What is the effect of the van't Hoff factor on the boiling point elevation or freezing point depression for a given electrolytic solution?

1 Answer
Jul 12, 2017

Well, usually #i >=1#, so in many cases, it will accentuate the boiling point elevation or freezing point depression from the pure solvent.


For non-electrolytes, we would normally write

#DeltaT_f = T_f - T_f^"*" = -K_fm# #" "bb((1))#

#DeltaT_b = T_b - T_b^"*" = K_bm# #" "" "bb((2))#

where:

  • #T_f# and #T_b# are the freezing and boiling points, respectively, of the solution. #"*"# indicates pure solvent.
  • #K_f# and #K_b# are the freezing point depression and boiling point elevation constants, respectively, of the solvent.
  • #m# is the molality of the solution in #"mol solute/kg solvent"#.

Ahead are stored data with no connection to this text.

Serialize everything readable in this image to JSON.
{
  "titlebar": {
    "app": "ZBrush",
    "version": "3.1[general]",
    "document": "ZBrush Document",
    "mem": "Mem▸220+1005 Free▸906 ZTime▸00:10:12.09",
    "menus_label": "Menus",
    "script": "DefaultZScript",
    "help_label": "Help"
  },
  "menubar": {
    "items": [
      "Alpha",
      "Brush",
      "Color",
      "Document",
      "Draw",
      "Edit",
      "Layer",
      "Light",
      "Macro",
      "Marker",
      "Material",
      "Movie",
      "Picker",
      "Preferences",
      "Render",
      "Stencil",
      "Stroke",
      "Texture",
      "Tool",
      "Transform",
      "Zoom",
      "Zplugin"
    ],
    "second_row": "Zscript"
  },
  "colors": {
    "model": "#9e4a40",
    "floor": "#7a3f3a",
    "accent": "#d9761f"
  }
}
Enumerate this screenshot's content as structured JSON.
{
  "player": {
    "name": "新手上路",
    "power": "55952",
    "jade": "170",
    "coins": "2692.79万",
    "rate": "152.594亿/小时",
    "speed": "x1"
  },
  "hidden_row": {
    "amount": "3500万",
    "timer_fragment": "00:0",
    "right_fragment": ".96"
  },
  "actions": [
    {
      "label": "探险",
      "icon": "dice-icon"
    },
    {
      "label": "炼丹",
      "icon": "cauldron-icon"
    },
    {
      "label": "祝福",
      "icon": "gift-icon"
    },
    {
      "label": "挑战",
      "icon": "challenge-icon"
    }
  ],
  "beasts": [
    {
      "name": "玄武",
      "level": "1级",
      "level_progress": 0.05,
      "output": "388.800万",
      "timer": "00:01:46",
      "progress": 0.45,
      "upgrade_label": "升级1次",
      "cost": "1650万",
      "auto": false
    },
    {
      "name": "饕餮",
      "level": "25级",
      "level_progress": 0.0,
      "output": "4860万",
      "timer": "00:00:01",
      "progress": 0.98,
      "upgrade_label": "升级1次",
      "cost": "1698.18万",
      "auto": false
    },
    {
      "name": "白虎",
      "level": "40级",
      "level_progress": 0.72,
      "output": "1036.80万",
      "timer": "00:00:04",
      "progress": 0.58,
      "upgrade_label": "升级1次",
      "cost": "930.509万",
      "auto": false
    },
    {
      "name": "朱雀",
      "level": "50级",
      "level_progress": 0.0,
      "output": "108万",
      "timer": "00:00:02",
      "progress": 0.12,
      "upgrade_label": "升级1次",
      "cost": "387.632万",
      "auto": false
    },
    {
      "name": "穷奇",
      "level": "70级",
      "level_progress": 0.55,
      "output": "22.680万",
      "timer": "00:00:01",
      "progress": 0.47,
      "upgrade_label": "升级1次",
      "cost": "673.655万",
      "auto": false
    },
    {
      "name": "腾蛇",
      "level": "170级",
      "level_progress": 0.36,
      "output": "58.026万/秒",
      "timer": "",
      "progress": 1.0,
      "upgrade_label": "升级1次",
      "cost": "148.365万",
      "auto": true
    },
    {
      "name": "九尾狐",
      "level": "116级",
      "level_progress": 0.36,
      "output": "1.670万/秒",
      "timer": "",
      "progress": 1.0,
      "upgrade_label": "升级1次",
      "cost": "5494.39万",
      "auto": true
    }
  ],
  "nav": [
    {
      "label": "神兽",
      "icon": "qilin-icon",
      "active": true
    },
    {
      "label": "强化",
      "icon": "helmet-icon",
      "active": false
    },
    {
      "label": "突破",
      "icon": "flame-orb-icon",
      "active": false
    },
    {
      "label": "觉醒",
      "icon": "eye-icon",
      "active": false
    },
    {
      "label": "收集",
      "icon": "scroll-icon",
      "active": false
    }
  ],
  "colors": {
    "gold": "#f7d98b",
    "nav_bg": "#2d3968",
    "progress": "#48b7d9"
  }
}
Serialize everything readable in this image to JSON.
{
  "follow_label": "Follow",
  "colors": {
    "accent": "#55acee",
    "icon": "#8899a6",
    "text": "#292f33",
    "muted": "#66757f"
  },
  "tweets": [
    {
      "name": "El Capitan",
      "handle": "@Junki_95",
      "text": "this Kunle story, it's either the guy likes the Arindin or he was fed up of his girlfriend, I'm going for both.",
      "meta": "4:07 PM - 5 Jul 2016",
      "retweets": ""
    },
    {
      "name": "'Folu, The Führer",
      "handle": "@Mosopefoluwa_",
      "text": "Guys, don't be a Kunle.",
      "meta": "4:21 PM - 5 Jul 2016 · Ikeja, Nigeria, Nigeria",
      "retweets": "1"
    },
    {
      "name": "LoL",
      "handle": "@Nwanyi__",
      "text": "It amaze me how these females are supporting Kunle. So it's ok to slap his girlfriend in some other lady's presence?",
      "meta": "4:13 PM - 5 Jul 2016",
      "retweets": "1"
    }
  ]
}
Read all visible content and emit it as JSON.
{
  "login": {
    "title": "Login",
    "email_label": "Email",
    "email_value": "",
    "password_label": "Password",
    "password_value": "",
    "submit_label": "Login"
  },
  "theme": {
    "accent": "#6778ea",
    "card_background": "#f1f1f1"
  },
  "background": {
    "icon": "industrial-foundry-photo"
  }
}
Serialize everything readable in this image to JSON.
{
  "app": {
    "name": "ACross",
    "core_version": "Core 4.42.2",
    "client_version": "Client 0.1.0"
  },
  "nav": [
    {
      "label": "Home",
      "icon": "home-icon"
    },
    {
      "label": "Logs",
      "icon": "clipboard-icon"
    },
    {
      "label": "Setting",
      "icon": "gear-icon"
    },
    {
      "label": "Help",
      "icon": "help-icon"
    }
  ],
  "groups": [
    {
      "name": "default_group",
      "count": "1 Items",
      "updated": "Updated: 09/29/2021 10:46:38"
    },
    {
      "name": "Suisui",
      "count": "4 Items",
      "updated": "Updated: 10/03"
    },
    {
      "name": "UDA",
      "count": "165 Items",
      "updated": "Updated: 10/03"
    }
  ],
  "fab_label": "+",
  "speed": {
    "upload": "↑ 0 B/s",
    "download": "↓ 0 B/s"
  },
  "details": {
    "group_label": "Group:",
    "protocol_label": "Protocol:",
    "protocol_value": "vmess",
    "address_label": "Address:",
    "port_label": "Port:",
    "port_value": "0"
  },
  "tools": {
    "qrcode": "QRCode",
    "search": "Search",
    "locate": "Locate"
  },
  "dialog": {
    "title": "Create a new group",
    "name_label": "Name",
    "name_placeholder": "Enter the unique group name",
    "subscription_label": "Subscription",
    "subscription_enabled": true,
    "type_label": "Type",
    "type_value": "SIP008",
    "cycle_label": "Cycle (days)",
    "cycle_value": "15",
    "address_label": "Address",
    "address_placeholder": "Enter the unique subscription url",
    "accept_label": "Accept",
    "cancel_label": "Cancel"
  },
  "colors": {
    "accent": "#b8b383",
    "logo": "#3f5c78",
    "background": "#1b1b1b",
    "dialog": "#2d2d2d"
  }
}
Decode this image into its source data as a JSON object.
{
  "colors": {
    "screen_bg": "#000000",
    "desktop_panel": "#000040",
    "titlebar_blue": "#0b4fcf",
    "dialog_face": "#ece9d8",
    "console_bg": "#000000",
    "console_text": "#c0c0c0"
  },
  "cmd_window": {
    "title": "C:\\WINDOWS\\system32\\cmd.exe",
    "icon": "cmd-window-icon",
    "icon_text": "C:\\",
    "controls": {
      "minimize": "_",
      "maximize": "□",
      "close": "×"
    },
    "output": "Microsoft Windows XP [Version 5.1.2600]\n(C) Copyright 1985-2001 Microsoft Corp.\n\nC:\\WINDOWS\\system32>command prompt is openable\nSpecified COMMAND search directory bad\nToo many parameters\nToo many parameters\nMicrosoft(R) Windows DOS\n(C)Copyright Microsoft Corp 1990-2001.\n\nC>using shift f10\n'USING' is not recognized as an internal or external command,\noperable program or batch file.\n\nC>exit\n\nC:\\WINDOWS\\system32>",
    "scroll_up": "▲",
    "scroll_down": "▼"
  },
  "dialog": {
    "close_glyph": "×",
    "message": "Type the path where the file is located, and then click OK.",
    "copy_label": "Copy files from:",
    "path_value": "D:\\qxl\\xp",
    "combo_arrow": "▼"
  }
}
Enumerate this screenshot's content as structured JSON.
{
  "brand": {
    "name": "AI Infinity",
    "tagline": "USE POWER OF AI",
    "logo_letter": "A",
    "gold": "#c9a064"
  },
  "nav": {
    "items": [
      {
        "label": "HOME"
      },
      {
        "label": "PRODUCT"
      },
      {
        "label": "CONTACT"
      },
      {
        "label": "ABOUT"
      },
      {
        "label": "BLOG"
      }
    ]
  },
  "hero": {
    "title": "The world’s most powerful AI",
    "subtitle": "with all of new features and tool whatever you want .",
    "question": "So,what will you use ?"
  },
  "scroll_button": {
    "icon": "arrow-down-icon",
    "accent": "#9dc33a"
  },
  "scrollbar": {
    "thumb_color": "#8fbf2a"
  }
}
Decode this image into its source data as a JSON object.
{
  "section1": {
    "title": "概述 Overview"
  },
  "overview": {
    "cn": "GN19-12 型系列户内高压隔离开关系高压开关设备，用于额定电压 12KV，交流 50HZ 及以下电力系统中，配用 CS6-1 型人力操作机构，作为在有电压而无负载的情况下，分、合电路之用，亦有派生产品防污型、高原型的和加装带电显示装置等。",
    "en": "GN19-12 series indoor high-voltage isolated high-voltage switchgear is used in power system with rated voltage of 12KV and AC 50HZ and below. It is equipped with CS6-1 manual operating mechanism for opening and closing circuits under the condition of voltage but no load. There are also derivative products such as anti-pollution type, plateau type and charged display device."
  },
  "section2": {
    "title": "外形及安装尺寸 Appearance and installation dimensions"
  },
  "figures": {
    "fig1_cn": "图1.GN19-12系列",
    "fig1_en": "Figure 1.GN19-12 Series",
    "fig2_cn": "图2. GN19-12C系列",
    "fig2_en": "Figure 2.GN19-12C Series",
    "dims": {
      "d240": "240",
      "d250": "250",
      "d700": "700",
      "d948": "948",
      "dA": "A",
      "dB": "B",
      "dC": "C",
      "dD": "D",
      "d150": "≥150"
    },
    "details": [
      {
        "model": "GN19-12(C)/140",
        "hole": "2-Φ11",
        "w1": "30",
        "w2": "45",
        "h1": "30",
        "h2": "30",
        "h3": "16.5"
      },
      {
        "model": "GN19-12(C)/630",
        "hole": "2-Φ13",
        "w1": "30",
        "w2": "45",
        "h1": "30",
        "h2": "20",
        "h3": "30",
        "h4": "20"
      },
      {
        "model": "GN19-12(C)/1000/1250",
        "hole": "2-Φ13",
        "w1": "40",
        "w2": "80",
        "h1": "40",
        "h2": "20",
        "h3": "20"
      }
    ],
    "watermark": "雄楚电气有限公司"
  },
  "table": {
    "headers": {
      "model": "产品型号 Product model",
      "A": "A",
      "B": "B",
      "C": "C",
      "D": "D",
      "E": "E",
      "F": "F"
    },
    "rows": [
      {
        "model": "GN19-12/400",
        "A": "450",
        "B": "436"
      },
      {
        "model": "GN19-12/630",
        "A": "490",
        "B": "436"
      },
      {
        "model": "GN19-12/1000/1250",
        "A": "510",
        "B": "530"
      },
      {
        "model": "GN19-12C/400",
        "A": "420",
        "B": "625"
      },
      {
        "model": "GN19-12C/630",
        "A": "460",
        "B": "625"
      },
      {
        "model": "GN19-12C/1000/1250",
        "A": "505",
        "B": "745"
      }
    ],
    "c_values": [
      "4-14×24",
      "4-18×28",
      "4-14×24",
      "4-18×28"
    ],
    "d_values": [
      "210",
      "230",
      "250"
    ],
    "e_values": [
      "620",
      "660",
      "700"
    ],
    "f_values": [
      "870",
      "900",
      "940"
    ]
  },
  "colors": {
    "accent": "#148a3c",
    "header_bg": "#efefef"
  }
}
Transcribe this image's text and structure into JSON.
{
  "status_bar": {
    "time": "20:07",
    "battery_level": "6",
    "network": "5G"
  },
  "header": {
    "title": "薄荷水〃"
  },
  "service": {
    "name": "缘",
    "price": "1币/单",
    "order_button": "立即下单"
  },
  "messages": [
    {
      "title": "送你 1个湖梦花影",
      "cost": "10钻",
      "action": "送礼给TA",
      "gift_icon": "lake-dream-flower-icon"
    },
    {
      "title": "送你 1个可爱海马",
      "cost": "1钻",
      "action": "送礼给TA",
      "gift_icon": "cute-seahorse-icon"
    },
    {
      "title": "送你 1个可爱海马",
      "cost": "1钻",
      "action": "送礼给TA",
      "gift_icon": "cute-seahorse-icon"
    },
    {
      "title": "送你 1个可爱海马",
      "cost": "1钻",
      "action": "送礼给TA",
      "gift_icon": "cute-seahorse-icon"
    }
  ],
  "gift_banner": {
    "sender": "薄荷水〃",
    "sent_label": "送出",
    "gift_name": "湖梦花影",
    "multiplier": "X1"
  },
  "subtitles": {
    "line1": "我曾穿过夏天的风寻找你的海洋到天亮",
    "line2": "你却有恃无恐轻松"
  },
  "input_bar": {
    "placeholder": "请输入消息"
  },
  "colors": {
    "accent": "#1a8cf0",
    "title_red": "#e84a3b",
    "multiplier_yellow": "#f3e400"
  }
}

When we account for electrolytes, i.e. those substances that dissociate in solution, we write in the van't Hoff factor #i# to account for the effective number of solute particles per formula unit:

#DeltaT_f = T_f - T_f^"*" = -color(red)(uli)K_fm# #" "bb((1"'"))#

#DeltaT_b = T_b - T_b^"*" = color(red)(uli)K_bm# #" "" "bb((2"'"))#

And thus, #i >= 1# for typical electrolytes, increasing the magnitude to which the boiling points increase and freezing points decrease.